Novelist Shuichi Yoshida is a name connected to many major films released over the past five years. His books are the source of films about the darker side of urban living in Japan, often delving into lives blighted by crime and profound loneliness. He has written some emotionally brutal tales that dissect modern day maladies of the soul, dark obsessions and perversions prompted by base human desires, lack of empathy, media manipulation and an uncaring patriarchal society that discards the “weak”. The films are often dark, sometimes devastating, and usually bleak. I have reviewed many of them.

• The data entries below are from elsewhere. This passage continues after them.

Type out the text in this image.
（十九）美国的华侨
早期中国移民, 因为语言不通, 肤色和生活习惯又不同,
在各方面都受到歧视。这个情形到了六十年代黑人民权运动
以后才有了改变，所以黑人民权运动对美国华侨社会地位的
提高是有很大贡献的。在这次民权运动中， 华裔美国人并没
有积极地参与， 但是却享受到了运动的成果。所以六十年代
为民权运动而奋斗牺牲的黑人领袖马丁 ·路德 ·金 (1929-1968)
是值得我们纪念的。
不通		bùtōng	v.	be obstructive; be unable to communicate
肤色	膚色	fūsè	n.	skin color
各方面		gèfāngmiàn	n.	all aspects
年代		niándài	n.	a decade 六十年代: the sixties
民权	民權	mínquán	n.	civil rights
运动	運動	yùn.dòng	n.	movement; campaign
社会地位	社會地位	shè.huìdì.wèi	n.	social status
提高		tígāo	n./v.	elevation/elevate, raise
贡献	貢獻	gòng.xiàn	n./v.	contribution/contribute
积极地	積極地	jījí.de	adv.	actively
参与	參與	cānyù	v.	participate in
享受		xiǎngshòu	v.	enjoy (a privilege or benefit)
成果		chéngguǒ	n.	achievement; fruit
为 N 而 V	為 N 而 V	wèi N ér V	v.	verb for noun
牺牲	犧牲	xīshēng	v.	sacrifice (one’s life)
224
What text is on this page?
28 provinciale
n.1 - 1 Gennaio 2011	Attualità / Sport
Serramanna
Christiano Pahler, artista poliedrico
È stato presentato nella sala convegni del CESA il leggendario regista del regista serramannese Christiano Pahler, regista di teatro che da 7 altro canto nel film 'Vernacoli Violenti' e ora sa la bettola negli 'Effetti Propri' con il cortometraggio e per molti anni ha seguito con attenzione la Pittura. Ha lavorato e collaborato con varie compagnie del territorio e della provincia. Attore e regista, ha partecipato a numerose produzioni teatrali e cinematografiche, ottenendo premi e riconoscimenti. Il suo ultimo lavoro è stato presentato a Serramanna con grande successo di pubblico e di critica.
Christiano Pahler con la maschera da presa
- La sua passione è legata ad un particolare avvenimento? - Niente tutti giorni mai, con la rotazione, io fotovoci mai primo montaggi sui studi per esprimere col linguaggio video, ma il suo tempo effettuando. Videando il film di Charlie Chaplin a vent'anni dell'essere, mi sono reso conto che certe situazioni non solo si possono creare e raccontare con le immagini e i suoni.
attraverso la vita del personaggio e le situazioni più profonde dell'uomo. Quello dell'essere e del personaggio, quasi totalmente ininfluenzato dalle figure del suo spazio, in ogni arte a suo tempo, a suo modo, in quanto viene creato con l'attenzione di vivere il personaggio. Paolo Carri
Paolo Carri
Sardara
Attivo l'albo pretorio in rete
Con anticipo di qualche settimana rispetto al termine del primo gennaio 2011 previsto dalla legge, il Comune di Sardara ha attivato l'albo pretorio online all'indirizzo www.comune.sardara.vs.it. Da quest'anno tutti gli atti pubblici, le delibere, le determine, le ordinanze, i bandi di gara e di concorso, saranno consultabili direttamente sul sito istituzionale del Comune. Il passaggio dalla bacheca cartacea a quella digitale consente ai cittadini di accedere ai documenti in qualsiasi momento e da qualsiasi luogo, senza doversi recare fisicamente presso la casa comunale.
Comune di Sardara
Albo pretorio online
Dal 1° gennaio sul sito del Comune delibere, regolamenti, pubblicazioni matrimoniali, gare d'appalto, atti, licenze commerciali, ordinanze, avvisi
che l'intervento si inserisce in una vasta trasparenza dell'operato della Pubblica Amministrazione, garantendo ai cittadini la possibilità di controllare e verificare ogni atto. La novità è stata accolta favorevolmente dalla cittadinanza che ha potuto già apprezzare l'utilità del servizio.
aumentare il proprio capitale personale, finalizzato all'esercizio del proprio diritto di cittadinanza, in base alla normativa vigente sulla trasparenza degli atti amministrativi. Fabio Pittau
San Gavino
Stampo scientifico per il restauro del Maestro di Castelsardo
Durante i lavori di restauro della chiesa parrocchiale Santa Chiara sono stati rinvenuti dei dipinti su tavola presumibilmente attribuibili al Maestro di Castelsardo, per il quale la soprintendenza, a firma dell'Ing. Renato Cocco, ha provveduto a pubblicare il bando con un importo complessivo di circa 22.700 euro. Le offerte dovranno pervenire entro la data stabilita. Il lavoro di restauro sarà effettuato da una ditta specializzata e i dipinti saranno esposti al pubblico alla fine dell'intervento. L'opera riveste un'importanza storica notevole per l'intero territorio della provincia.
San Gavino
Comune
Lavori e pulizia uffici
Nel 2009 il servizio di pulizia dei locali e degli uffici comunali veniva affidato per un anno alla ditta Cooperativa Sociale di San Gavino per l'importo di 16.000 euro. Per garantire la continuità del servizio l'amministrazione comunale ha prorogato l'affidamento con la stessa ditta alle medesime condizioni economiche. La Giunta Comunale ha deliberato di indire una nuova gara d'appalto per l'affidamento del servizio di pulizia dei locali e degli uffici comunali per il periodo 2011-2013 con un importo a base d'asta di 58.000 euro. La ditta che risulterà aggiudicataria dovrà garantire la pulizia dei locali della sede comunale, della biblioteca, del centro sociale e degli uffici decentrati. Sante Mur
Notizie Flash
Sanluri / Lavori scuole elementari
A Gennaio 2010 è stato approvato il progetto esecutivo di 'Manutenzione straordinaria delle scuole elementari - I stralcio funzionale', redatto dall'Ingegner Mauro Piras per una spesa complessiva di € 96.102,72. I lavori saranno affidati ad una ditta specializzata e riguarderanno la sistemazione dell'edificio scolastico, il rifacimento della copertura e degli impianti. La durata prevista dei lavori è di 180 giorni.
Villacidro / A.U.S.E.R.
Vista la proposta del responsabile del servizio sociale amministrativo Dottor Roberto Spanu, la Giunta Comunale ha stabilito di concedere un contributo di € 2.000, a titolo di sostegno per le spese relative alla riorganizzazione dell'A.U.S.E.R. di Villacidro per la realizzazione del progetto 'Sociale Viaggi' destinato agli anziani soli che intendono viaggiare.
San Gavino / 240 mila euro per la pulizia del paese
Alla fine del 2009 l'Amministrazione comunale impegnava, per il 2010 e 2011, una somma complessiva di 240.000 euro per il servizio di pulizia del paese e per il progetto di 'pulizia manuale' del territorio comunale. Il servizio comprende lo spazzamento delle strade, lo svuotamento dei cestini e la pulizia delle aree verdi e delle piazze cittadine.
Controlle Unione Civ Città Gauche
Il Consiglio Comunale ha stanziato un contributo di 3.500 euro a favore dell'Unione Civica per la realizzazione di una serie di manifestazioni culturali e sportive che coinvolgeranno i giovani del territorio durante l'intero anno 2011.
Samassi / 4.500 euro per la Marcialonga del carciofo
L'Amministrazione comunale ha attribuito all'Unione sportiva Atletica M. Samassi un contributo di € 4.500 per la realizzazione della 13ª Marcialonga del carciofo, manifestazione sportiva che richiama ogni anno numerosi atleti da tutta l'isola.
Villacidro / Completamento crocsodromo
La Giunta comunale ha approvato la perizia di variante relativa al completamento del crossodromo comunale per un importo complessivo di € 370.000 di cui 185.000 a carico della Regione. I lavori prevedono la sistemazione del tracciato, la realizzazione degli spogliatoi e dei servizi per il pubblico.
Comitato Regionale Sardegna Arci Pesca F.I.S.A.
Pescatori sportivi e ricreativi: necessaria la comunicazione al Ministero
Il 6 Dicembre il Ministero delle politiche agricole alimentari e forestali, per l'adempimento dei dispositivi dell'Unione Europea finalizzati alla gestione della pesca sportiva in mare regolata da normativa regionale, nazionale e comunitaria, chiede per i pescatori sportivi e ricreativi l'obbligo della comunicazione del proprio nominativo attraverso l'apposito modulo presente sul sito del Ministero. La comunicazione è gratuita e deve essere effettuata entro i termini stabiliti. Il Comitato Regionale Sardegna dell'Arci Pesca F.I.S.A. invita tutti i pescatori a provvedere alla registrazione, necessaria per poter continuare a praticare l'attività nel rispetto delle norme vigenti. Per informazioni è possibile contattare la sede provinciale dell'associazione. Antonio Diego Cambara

The Ravine of Goodbye (2013) was a scorching tale of rape and its disastrous effects on the victim and perpetrator. Villain (2010) was a tale about two painfully lonely people who discover love only for a murder of a girl to threaten their happiness. On the more positive side is the bittersweet The Story of Yonosuke (2013), a film where characters tell their stories about a genuinely nice guy named Yonosuke and the positive effect he had on them. Parade (2010) is ostensibly less hopeless but that feeling is very misleading. The director bought the rights to the film but waited ten years for the right cast to come along to bring it to life. This decision is a good call because a likeable bunch of actors who provide complex and likeable and ultimately flawed and uncertain characters.